PLAINVIEW – After last summer’s adventure in Hungary, Wayland Baptist University student Shanna Buck wasn’t sure she’d return to the European nation. But the same God who called her there in the first place kept the country on her mind, and Buck made a repeat appearance there this past summer, although it was brief.

A senior religion major from Pampa, Buck has been involved in missions for several years. She spent two summers in Canada, then felt a call to missions overseas. The pastor at her home church contacted her about being part of a missionary group to Hungary for the summer of 2003. Pampa native Mark Aderholt, also a Wayland graduate, is currently serving in mission work there, and the church wanted to support his endeavor.

Buck agreed and spent the summer working in sports camps and teaching intense English as a Second Language classes in various areas of Budapest. She and other summer missionaries also gathered research on the Hungarian culture, covering everything from social customs to religion to family relationships. The data was compiled to help mission teams working in the country to know how to better relate to the people.

Buck was surprised at the results.

“You really find that they don’t think like Americans,” Buck said. “When you first meet people, they’d prefer you to tell all about yourself, rather than asking questions about them like we do in America.

“They’re also more wary of outsiders,” she added. “They’ll help you out if there’s a need, but they don’t get close to you otherwise.”

Buck said she was intimidated at first to teach English, since she had never taught before, but found the curriculum helpful. During mornings, she and other visitors would learn Hungarian, then spend afternoons teaching ESL, often using Bible stories as the reading material for the classes.

That and the relationships built during the camps gave the students opportunities to share their faith, though they didn’t see any dramatic results right away.

“Hungarians are hesitant to accept the gospel,” she explained. “They’re interested in learning about it, but that doesn’t really mean they’ll accept it as truth.”

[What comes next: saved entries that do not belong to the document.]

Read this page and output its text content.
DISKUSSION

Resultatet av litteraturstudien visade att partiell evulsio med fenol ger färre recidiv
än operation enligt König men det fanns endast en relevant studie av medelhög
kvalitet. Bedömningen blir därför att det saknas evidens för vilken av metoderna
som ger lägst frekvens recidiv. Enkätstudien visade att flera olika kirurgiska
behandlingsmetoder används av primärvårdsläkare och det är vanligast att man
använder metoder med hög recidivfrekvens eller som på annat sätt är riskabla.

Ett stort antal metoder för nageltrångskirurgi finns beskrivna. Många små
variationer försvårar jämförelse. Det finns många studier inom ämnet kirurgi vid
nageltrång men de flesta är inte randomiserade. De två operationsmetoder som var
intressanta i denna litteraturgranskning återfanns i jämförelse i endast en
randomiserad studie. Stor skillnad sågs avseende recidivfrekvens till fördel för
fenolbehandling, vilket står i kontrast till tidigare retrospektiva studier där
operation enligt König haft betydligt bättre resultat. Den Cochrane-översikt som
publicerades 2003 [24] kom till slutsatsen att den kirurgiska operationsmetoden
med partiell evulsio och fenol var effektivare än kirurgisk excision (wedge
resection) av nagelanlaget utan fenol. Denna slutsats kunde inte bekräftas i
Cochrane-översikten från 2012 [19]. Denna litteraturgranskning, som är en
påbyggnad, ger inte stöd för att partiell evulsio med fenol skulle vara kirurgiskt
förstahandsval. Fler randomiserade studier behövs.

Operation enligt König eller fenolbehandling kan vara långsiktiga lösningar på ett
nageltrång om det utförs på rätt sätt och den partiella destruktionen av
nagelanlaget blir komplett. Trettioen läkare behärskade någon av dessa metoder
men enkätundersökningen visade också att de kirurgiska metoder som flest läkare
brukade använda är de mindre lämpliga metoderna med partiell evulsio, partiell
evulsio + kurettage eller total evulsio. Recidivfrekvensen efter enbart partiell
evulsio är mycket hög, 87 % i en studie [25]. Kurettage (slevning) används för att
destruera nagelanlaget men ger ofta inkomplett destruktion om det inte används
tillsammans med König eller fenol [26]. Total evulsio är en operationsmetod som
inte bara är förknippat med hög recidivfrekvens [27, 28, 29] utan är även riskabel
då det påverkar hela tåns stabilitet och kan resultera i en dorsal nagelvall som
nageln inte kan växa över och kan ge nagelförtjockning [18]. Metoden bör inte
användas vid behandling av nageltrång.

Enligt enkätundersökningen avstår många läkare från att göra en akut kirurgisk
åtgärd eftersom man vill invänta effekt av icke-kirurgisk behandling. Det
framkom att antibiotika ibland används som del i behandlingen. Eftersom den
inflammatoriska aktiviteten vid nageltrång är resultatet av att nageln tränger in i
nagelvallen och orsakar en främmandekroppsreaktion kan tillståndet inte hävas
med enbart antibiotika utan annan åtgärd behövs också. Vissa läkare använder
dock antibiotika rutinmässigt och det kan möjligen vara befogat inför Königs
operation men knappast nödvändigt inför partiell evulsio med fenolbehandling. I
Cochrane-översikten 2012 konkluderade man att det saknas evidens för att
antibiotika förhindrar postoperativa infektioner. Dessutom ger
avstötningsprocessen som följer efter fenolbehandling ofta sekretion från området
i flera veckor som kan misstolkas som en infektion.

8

This past summer, though school obligations meant she could not commit an entire summer, Buck returned to Budapest for two weeks, jumping right back into the classes and camps and enjoying reunions with people she’d built relationships with the previous summer.

Buck said she’s not sure yet where God will send her after graduation in December, but she knows she’s meant for foreign service and is looking into returning to Hungary in the spring.

“I don’t know where I’ll eventually end up, but I know I’ll be doing missions,” she said. “I’m open to wherever!”